В гостиной собралось уже немало народа, не меньше, наверно, было и в кабинете-библиотеке, где над всеми царил написанный маслом портрет прокурора в натуральную величину. На портрете он выглядел чуть моложе и чуть менее измученным своими подлинными и мнимыми болезнями. Средний возраст гостей и в кабинете, и в гостиной был весьма солиден. И мужчины, которые, входя, разумеется, поздравляли прокурора с днем рождения, выражая свои наилучшие пожелания, и дамы, которые не были с прокуроршей на «ты», поступали так исключительно потому, что не были в близких отношениях с хозяевами, а не потому, что были моложе.

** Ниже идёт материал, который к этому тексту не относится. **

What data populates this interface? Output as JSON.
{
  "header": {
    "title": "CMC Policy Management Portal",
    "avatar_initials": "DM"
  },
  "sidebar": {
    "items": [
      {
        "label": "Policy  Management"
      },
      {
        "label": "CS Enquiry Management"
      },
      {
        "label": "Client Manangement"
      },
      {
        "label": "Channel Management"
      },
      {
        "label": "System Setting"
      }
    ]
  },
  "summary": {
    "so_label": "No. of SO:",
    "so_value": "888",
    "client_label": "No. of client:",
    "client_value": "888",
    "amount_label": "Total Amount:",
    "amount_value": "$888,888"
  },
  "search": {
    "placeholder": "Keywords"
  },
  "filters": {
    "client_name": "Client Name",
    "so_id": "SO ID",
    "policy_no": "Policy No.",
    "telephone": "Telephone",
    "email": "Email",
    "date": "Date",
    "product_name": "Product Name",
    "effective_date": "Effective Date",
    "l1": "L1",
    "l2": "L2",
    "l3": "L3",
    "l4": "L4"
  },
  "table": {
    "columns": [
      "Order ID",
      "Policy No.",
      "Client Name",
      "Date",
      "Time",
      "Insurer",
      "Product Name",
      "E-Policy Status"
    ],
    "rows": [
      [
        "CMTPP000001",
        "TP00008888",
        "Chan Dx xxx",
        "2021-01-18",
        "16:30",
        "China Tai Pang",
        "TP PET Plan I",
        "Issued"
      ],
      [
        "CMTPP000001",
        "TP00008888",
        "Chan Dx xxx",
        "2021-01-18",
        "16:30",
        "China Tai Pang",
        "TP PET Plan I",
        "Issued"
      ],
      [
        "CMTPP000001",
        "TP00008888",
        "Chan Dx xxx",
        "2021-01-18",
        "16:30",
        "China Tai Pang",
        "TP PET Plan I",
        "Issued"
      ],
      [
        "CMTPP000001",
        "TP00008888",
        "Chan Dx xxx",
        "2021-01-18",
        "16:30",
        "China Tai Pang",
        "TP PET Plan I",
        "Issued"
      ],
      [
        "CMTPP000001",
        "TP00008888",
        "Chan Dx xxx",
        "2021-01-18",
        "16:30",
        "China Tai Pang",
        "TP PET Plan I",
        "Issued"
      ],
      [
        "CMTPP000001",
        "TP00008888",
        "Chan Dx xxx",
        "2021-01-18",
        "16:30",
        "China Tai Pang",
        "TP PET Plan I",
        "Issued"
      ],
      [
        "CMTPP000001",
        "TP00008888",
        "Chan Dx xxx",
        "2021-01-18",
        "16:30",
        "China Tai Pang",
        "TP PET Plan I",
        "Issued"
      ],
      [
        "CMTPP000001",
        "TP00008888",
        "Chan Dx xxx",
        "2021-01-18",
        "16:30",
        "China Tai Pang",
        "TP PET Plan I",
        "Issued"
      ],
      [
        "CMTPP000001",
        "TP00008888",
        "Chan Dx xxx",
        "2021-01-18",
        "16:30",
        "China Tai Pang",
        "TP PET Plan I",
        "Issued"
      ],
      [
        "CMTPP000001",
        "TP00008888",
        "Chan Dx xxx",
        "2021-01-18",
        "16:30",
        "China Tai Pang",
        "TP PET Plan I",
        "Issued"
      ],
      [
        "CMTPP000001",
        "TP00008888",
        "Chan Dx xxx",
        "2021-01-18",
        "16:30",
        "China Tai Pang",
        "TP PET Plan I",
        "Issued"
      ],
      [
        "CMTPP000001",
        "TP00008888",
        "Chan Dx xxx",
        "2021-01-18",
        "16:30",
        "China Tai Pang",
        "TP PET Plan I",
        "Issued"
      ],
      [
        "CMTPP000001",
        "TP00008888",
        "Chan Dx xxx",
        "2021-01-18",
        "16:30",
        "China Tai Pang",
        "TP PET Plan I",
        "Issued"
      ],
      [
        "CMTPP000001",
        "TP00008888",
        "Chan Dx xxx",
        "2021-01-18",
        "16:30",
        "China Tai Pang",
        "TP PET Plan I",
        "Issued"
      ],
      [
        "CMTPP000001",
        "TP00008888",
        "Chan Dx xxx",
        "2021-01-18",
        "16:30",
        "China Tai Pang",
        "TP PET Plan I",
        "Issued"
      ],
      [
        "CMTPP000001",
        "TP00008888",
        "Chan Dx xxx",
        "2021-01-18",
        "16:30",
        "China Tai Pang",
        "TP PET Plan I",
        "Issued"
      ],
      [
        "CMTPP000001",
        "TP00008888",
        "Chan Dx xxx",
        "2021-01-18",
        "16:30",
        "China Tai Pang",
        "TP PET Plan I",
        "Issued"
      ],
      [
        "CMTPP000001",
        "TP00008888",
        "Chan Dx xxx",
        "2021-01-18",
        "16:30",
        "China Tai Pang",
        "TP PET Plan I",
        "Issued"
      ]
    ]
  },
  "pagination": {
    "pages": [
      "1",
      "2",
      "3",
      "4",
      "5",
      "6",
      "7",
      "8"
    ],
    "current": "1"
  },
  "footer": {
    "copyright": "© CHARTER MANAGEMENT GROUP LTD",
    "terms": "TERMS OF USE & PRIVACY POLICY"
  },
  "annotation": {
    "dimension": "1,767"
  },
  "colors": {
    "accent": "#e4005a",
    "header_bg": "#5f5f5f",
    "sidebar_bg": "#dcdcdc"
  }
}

— Смотрите, сам префект столицы, — прошептал Де Леонибус, указывая глазами на маленького человечка. Работники прокуратуры кучкой сбились в углу, и, возможно, поэтому казалось, что в гостиной просторно. Гости все продолжали прибывать, среди них мелькали известные лица. Несколько адвокатов, парочка военных, двое-трое высших судейских чинов — все было дозировано с аптекарской точностью. Остальные — судейские, равные по рангу хозяину дома.

— И в этом году мы самые последние в классе, — сказал, усмехаясь, Якопетти, но Фонтана энергично покачал головой.

— Ты что, забыл, я-то всего лишь претор? Практически представитель младшего командного состава. Так что вы лишь предпоследние в классе. А, вот и наш Андреа, оглушенный, но целый и невредимый.

Балестрини тяжело плюхнулся на диван, изображая всем своим видом мучительное страдание.

— Что такое?

— Артрит, — простонал он. И продолжал, подражая тоненькому голоску прокурора: — Ах, ничего особенного… Но руки, понимаешь, руки, утратили всякую гибкость. Знаешь, что такое «одеревенеть»? Конечно, ничего страшного, пустяки… Но какая боль!